The down economy remains the focus of Congress, and the search is on for that magic cure to turn things around.
For instance, there are those Bush-era income-tax cuts due to expire at the end of this year. Obama wants the cuts extended, but only for couples earning up to $250,000.
Republicans, including House Minority Leader John Boehner, say those tax cuts should also be extended for the 3 percent of Americans who earn more.
"If the only option I have is to vote for some of those tax reductions, I'll vote for them," Boehner said Sunday on CBS's Face the Nation. "But I've been making the point now for months that we need to extend all the current rates for all Americans, if we want to get our economy going again and we want to get jobs in America."
While those comments seemed to signal to some the potential for compromise, the Republican leader was outright dismissive of the president's plan for more spending.
Obama has been calling on the Senate to pass a multibillion-dollar package of tax breaks and loans for small businesses that has been stalled for months — plus another $50 billion in spending on roads, bridges and other infrastructure.
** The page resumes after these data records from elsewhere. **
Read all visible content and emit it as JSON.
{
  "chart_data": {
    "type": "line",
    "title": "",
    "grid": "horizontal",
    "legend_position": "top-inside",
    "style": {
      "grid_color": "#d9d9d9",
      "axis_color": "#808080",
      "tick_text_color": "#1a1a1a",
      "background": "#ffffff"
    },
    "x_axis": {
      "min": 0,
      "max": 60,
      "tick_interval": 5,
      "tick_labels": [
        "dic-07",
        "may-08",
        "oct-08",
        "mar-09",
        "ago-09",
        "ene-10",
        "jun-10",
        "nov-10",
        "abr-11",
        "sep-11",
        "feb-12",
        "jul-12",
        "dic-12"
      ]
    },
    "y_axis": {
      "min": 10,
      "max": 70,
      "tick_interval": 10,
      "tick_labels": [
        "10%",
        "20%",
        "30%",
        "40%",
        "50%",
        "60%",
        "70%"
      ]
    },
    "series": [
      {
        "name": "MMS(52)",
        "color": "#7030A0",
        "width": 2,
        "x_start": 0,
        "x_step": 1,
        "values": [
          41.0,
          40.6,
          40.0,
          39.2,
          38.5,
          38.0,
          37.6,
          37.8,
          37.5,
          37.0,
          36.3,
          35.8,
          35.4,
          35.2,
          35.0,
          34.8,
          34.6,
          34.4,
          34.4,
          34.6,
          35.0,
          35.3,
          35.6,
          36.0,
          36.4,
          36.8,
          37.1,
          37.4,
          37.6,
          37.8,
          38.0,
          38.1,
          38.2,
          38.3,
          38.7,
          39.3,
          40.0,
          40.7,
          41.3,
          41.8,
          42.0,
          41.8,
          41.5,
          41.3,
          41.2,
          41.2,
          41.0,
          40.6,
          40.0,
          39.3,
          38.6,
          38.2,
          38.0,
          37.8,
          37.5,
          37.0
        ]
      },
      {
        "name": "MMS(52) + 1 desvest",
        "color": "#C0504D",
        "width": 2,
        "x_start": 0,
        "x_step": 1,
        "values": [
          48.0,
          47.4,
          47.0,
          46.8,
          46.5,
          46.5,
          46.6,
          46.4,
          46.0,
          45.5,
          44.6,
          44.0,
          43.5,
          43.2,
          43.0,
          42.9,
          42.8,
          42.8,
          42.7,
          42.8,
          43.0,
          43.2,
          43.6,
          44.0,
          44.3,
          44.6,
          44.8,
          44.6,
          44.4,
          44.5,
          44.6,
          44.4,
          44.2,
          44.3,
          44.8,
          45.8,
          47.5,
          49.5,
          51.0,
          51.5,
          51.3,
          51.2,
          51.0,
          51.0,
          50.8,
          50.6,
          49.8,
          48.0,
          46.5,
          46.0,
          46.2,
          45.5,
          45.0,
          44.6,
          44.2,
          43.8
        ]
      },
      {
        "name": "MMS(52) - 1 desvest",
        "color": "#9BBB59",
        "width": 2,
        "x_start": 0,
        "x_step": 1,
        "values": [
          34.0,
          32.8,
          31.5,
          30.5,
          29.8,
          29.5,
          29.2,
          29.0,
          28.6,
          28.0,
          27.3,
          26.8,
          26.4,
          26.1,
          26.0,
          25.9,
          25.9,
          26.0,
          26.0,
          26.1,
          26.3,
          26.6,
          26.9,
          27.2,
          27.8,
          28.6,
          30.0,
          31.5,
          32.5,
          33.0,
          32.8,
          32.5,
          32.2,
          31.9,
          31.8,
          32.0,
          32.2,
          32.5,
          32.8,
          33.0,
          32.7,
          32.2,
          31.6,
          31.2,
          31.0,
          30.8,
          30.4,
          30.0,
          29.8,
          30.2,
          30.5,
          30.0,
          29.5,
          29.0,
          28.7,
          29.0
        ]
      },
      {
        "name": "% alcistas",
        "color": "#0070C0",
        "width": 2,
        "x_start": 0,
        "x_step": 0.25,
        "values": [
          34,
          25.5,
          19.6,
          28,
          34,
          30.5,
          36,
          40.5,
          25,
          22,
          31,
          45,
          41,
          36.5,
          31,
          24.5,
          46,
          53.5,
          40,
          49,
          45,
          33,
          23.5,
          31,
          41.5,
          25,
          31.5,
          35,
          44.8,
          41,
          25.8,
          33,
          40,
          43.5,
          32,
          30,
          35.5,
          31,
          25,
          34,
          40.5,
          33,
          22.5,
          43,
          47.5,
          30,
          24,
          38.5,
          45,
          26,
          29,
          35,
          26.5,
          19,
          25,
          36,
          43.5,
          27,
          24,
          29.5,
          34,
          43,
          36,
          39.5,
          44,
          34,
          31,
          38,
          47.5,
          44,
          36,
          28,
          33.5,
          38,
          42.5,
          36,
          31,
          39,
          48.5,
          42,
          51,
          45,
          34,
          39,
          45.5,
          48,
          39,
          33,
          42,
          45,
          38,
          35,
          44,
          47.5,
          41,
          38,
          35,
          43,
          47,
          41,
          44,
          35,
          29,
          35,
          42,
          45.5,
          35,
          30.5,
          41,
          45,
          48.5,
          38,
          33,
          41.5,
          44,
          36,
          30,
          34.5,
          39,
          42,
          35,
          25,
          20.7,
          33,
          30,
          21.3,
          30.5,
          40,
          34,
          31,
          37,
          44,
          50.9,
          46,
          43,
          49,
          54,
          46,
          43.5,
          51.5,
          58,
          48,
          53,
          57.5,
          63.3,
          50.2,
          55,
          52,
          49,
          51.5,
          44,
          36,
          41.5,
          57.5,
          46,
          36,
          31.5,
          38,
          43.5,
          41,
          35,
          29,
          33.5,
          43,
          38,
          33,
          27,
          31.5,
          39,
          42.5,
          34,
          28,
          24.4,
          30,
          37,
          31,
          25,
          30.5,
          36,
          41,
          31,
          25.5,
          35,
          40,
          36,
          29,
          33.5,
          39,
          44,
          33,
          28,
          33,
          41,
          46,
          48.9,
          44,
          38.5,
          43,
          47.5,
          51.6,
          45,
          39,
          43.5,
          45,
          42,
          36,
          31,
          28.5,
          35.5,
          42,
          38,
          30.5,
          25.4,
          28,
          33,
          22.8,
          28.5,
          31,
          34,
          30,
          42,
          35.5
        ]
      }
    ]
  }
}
"I wonder what's new about more stimulus spending, more taxes and more uncertainty for American small businesses," Boehner said. "That's what the president is proposing, and what's new about that?"
But Democratic Majority Leader Steny Hoyer says the GOP alternative proposal to cut government spending down to 2008 levels will only make things worse.
"If you in effect withdraw investment from the economy now, in an effort to, the Republicans say, simply cut spending, it's going to go further down," Hoyer said. "And you are going to be in a downward spiral, because then revenues are going to go down and you are going to be chasing your tail down a rat hole."
And there are still more bills sitting on the table.
"The problem, the real challenge here, is the clock," said Sandra Eskin of the Health Group at the Pew Charitable Trusts. She's backing a bill that would give the Food and Drug Administration new authority over food production, including the power to force the recall of tainted food. It's stalled in the Senate even with bipartisan support.
"Anybody with a bill that they would like to have passed is fighting the clock more than anything else," Eskin said. "There are very limited days left. I believe the accurate count is 14 legislative days — days on which the Senate will take a vote before they recess for the election period."
Also in the pipeline are spending bills to keep the lights on at government agencies, a defense bill that would end the "don't ask, don't tell" policy for gays in the military, and a treaty with Russia on arms control. Plus, multiple committees have drafted legislation in response to the BP oil spill in the Gulf of Mexico.
They'd be big issues at any other time, but they're now competing to get on the radar in this short pre-election stretch.